Essentially, Fine surmised that blogs and the new wave journalism won’t have much of an affect on voting trends and election campaigns.

Political bloggers and readers alike have already made up their mind early on (thus named “high information voters”) . The electoral campaign is currently focusing on the slow pokes just now catching up to the bubbly political brew that is McCain and Obama (this group is imaginitively dubbed “low information voters).

I believe Fine makes a valid (and obvious) point. With the information overload that plagues the radio, broadcast television and now, the internet – I can imagine there will be only so many people who can pretend they have enough time to read the endless maze of blogs available.

According to Fine,

“Congrats if you can spit out the results of the last three Ohio polls right down to the margin of error, but the campaigns care more about the harried parents of three kids in exurban Colorado who’ve only started to pay attention.
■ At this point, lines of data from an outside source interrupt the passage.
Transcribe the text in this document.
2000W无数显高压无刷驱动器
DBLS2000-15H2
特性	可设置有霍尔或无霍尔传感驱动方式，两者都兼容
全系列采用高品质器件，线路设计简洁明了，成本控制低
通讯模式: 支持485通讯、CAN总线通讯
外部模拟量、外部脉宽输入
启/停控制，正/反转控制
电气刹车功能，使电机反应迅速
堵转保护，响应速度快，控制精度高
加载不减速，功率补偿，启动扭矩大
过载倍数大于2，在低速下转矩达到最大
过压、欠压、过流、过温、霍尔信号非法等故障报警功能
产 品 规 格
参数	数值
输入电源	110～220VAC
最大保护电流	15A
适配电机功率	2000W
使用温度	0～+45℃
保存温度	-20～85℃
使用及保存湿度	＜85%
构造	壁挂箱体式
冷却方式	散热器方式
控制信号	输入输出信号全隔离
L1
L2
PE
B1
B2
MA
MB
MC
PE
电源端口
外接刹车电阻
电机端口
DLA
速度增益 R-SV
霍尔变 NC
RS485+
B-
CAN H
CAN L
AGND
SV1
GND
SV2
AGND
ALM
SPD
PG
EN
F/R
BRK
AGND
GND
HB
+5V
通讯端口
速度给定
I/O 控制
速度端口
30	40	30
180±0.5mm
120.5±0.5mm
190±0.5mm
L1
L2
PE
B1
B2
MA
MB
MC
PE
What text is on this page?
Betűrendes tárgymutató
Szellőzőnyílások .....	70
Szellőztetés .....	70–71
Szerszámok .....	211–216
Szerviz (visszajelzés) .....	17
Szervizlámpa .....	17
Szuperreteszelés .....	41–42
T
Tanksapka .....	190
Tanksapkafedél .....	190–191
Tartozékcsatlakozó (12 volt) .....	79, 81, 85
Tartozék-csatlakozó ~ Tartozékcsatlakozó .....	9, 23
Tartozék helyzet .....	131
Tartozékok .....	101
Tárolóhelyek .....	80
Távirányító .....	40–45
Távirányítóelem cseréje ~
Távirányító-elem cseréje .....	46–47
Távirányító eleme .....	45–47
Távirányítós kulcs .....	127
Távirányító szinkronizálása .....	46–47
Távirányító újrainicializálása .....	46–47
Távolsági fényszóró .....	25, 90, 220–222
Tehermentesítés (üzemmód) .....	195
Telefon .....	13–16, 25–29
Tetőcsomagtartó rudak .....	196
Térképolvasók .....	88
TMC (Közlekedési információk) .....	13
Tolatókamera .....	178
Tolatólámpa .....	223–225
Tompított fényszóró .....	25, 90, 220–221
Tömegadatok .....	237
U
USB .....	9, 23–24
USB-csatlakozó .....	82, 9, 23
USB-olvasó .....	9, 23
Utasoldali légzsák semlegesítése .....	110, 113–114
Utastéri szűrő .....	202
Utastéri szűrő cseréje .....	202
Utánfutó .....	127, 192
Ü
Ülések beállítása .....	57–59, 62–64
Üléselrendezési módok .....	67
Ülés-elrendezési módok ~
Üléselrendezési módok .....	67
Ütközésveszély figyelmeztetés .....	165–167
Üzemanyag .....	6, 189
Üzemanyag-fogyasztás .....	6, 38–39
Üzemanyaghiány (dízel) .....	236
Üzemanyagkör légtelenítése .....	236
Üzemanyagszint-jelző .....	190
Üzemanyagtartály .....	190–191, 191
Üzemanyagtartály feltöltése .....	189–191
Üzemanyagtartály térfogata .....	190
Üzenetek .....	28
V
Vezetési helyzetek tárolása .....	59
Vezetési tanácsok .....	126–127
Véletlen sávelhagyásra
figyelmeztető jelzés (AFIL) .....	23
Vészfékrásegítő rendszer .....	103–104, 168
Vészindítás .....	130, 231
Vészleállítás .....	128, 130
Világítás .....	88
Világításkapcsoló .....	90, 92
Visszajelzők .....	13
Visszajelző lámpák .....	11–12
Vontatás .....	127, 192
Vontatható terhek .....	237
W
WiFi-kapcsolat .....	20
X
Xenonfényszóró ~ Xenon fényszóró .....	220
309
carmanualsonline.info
As always, those voters will be pounded with messages as simplistic as an old Miller Lite ad.”


Anyway, it’s obvious with every election year (and turbulent presidential incumbant years) people hungry for change are most likely to investigate their options early, hence, pegging themselves into the “high information” voter category. As Fine puts it, over extended parents in places like Colorado probably haven’t had the time or energy to pay attention to the campaign. 

Even with enough YouTube, political blogs, Democrat demonizing and Republican griping at their (internet) fingertips- swing voters want to be wooed the old-fashioned way.

They are most likely worried about crippling gas prices, dwindling 401(k) values resulting from the reeling of Wall Street and the uncertainty of their home’s equity (not to mention job security and healthcare costs).

This is not to imply that high information voters are not in the same boat as their Colorado-esque counterparts, I only want to suggest that the latter demographic presents – cha-ching- swing voters. 

Virtually, the voting equivalent of an NFL free agent – up for grabs from the highest (or, in this case, most politically beneficial) bidder.